Yesterday while the men were a'fishin and the baby was a'sleepin, Momma went a'craftin and made this funkalicious necklace! I love all things BUTTONS and have a fondness for ribbon too. I had become recently frustrated working through various tutorials with another necklace project, so I
decided to just "wing it" and come up with my own lil' creation... which I love!
Keep three things in mind with this supply list and some of the directions:
#1- I have a large neck.
#2- I like to wear my necklaces long (or find myself claustrophobically clawing them away from my neck).
#3- I have a pretty big button collection to work with.
So, you may want to make adjustments anywhere along this process to fit your tastes, supplies, and needs.
The materials I used were:
- 12 inches of chain (You want it to be a bit heavier and bigger to handle the weight & appearance of buttons. I used some from a 7 yard spool I bought at Michaels; Brand name is "Bead Landing.")
- 4 pieces of a light gauge wire, each cut to 4 inches in length. (I used 24 gauge.)

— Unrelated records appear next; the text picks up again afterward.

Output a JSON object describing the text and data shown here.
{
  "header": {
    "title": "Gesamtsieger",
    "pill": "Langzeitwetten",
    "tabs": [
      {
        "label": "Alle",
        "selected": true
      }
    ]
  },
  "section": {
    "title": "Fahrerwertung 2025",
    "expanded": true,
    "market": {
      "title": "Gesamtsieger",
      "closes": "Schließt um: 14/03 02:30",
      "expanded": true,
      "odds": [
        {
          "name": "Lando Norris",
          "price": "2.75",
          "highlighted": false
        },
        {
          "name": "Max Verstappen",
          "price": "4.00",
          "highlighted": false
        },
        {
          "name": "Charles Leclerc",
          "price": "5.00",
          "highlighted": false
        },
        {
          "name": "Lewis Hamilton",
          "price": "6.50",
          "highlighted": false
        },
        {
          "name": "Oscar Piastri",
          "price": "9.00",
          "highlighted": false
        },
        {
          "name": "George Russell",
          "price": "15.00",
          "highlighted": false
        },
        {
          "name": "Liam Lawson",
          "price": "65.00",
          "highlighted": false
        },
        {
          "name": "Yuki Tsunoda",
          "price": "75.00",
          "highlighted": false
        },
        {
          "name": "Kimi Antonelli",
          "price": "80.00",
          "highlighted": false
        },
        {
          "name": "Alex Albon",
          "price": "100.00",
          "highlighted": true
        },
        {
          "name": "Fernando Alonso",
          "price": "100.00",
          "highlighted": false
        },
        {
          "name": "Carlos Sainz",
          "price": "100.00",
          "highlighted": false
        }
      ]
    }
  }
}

- 9 mm jump rings ( I used 25 of these.)
- A tool to open & close jump rings (I used my 3-in-1.)
- Buttons! (also used 25 of these)
- 2 pieces of ribbon, 9 inches in length each
- Toggle Closure
- Beading Board (optional, of course)
After having already sorted my mountain of buttons by colors with an earlier project, next I sorted through the red ones for this project.

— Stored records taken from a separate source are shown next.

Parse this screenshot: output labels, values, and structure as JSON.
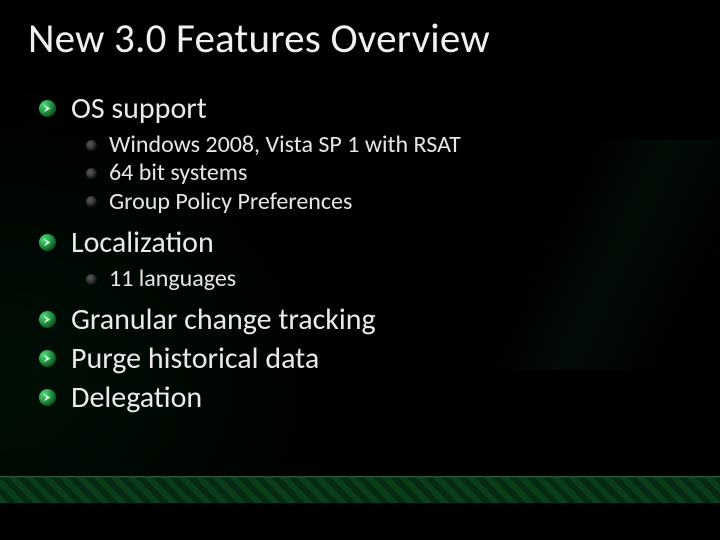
{
  "title": "New 3.0 Features Overview",
  "items": [
    {
      "label": "OS support",
      "children": [
        "Windows 2008, Vista SP 1 with RSAT",
        "64 bit systems",
        "Group Policy Preferences"
      ]
    },
    {
      "label": "Localization",
      "children": [
        "11 languages"
      ]
    },
    {
      "label": "Granular change tracking"
    },
    {
      "label": "Purge historical data"
    },
    {
      "label": "Delegation"
    }
  ]
}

(Obviously this isn't an important step to the non-OCD tinged of us.)
First I chose what would be the center button for the necklace since that would the "statement piece." Then I chose to build it symmetrically on both sides.
I thought a Beading Board was a frivolous purchase, but still got one when I saw them 50% off at Michaels and I had a coupon and I
get a Teacher's discount, so it ended up being 75 cents. I'm really glad that I did now.
It helped in visualizing the lay-out much more than just positioning them on the work table would have.
Using the 9mm jump rings, I attached the buttons to the chain. I wanted an "intentionally cluttered" look. So, I chose to work with the larger buttons first and spaced them with three open chain links between them. This was my first time working with jump rings, so a few went to waste, but it was pretty simple & quick once you got into the groove. (I only used my teeth to close few of them ;)
Next, I chose the smaller buttons to fill in the gaps between the ones already attached.
Having left three empty links between each of the first set of buttons, I then went back to the chain and added one smaller button
between each of the larger ones. The pattern this created in the end was big-skip-small-skip-big-skip-small-skip-big-etc...
I varied the pattern on both ends by finished with two of the smallest buttons on the necklace.
It gave it a nice graduated look, as if tapering off.
Next loop one piece of the ribbon through the end of the chain. Then, wrap one piece of wire around the two-ribbons, about 2-fingers width from the chain to secure them together, and the ribbon to the chain. This one is wrapped about 11 times and then I cut off the excess. Be mindful of where you are cutting to make it pretty or make it hidden! Also, use your needle-nose pliers to wrap! It is much cleaner than just using your hands to twist. (I just figured this out and am trying to sound experienced here.) Of course you are going to repeat this entire process to the opposite side of the necklace.
Next, I used a small wire to wrap the top of each ribbon in the exact same fashion as before. For this necklace I left enough wire at the top of the wrap to attach the toggle closures. Next time though, I will attach the wire to the closure first and then wrap the ribbon. So, I suggest trying that way instead.
This photo was taken before I used a lighter to singe the edges of the ribbon just a bit to clean it up.
And there you have it, you're own funkalicious button and ribbon creation!
I am going to try some other colors and variations of this- will post pics soon!
DISCLAIMER: "Funkalicious" was not a word in my vocabulary prior to this post... but feel free to use it as your own!